Annual dust cloud from the Sahara Desert is en route to Mexico
A huge cloud of dust from the Sahara Desert in North Africa is on its way to Mexico and is expected to reach the Yucatán Peninsula next week.
Large amounts of yellow-colored Saharan dust arrive in Mexico each year, carried by the easterly trade winds across the Atlantic Ocean to the Americas. Satellite images show that the enormous dust cloud, considerably larger than those seen in recent years, is currently crossing the ocean.
Over 100 million tonnes of desert dust is picked up by storms in Africa and blown across the Atlantic each June.

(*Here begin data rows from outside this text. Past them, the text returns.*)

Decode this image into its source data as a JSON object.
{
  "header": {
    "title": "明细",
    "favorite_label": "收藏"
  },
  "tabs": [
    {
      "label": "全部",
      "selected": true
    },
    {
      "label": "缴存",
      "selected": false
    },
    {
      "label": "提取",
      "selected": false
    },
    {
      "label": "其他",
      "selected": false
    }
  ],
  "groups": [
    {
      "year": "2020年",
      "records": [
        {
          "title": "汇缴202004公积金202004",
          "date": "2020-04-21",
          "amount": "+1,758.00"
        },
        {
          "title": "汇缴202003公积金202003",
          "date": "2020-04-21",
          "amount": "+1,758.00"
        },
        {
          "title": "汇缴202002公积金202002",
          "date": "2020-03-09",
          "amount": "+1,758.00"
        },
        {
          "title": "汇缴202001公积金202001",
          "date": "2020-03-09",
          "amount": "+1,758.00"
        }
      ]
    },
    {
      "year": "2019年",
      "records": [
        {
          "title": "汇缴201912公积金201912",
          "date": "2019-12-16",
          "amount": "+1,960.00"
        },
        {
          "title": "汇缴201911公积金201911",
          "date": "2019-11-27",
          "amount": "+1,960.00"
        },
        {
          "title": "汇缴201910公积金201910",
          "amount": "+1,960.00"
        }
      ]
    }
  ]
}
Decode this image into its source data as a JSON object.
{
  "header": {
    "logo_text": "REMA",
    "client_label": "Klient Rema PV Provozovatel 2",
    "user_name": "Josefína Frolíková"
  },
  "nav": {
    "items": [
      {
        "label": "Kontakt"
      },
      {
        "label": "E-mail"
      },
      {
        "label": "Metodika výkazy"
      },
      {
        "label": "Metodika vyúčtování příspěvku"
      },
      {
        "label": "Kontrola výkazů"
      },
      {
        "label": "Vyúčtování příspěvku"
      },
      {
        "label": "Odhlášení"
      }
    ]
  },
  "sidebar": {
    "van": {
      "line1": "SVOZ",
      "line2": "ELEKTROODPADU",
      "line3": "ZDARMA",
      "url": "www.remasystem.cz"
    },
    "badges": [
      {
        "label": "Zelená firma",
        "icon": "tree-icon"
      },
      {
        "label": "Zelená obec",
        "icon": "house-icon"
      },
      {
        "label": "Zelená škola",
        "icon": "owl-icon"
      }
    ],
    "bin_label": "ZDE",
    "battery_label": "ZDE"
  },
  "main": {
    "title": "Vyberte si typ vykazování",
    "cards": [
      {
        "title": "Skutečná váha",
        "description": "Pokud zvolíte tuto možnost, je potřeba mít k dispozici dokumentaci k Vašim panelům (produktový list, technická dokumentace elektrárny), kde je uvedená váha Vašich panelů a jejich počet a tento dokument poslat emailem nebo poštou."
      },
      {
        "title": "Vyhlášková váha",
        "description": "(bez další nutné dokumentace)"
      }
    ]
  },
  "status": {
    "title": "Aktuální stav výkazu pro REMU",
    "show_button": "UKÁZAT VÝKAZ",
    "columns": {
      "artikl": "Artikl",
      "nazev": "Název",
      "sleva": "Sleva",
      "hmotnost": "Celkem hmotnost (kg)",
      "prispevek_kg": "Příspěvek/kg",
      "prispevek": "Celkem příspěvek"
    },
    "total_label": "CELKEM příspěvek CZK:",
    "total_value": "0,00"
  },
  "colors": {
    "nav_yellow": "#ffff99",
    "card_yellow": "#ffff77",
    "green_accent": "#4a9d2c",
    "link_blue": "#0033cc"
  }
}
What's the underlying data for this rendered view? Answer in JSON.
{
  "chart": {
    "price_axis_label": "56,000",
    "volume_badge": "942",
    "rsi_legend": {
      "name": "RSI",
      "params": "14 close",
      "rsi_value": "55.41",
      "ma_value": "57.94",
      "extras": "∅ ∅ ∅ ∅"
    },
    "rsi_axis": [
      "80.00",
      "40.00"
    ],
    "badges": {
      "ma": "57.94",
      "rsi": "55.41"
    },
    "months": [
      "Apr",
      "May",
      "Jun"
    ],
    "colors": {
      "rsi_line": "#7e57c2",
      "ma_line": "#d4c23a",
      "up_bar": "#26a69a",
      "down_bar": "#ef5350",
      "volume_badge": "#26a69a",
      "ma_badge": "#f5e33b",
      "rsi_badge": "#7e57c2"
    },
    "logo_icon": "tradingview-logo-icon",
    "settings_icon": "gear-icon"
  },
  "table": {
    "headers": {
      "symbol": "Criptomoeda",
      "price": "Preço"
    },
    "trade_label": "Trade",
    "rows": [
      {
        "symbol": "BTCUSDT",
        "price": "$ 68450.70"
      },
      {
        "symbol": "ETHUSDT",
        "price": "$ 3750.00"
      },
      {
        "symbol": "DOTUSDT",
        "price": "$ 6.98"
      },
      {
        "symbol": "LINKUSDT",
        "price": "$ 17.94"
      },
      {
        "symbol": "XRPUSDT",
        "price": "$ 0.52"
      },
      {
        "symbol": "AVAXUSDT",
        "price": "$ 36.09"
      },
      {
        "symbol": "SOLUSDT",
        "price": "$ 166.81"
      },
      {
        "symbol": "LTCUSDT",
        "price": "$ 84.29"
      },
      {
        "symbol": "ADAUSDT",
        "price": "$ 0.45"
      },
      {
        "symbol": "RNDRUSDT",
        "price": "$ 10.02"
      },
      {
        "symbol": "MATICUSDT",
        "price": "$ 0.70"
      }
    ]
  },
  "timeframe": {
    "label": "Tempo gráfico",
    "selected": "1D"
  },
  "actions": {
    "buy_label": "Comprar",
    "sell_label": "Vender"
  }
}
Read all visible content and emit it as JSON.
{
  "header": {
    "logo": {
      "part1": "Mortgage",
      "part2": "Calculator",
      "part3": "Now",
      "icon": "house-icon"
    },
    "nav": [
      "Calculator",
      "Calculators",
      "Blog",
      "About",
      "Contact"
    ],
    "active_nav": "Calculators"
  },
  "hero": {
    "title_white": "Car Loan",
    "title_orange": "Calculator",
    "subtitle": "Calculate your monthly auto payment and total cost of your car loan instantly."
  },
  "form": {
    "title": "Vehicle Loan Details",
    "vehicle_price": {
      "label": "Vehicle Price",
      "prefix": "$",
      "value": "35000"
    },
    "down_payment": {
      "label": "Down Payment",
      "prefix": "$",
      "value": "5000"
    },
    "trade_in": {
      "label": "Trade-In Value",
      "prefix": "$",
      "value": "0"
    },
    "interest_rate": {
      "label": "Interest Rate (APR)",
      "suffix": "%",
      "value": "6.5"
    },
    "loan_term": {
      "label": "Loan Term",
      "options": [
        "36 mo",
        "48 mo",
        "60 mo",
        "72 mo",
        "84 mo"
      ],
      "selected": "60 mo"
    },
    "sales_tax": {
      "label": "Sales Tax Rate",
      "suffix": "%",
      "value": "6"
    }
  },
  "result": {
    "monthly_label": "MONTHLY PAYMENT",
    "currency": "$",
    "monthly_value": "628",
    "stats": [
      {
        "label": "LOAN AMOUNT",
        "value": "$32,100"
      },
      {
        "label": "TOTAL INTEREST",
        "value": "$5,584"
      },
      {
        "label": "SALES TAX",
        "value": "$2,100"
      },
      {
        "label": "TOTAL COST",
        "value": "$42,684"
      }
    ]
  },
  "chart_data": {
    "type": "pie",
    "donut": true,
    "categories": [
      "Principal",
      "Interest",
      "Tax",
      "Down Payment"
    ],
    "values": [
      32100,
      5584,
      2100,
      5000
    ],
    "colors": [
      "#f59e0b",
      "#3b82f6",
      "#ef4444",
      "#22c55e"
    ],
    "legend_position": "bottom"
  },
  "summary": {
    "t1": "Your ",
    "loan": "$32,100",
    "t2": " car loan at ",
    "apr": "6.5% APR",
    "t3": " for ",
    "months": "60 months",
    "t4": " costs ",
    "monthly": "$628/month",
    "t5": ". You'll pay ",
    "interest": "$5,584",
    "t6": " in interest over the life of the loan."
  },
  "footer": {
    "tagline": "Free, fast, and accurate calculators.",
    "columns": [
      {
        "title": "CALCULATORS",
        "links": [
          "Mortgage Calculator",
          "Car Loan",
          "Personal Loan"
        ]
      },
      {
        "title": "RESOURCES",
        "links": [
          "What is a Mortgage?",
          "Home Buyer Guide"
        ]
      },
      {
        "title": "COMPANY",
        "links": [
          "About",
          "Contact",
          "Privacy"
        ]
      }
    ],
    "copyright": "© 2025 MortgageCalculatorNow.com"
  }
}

Researchers have found that dust – made up of particles of iron, silicon, mercury, and phosphorus, among other chemical elements – impacts atmospheric pressure over the Atlantic Ocean and can help suppress hurricane intensity.
The dust also acts as a natural fertilizer and has been shown to play a key role in restoring minerals to depleted rainforest soils in the Amazon Basin of South America.
However, research also shows that it can be harmful to coral reefs if it descends into the ocean before reaching dry land. A study found that dust can trigger toxic algal blooms, also known as red tides, which have the ability to kill large numbers of fish, crustaceans, marine mammals and birds.
When it reaches the Yucatán Peninsula, the dust is likely to create spectacular and colorful sunrises and sunsets. Meteorologists say its arrival could be accompanied by torrential rains.
Dust is not considered particularly harmful to human health, but can cause eye and throat irritation, trigger allergies and worsen respiratory conditions such as asthma.
Residents of the Yucatán Peninsula are advised to limit outdoor activities while they are present in the air of the area.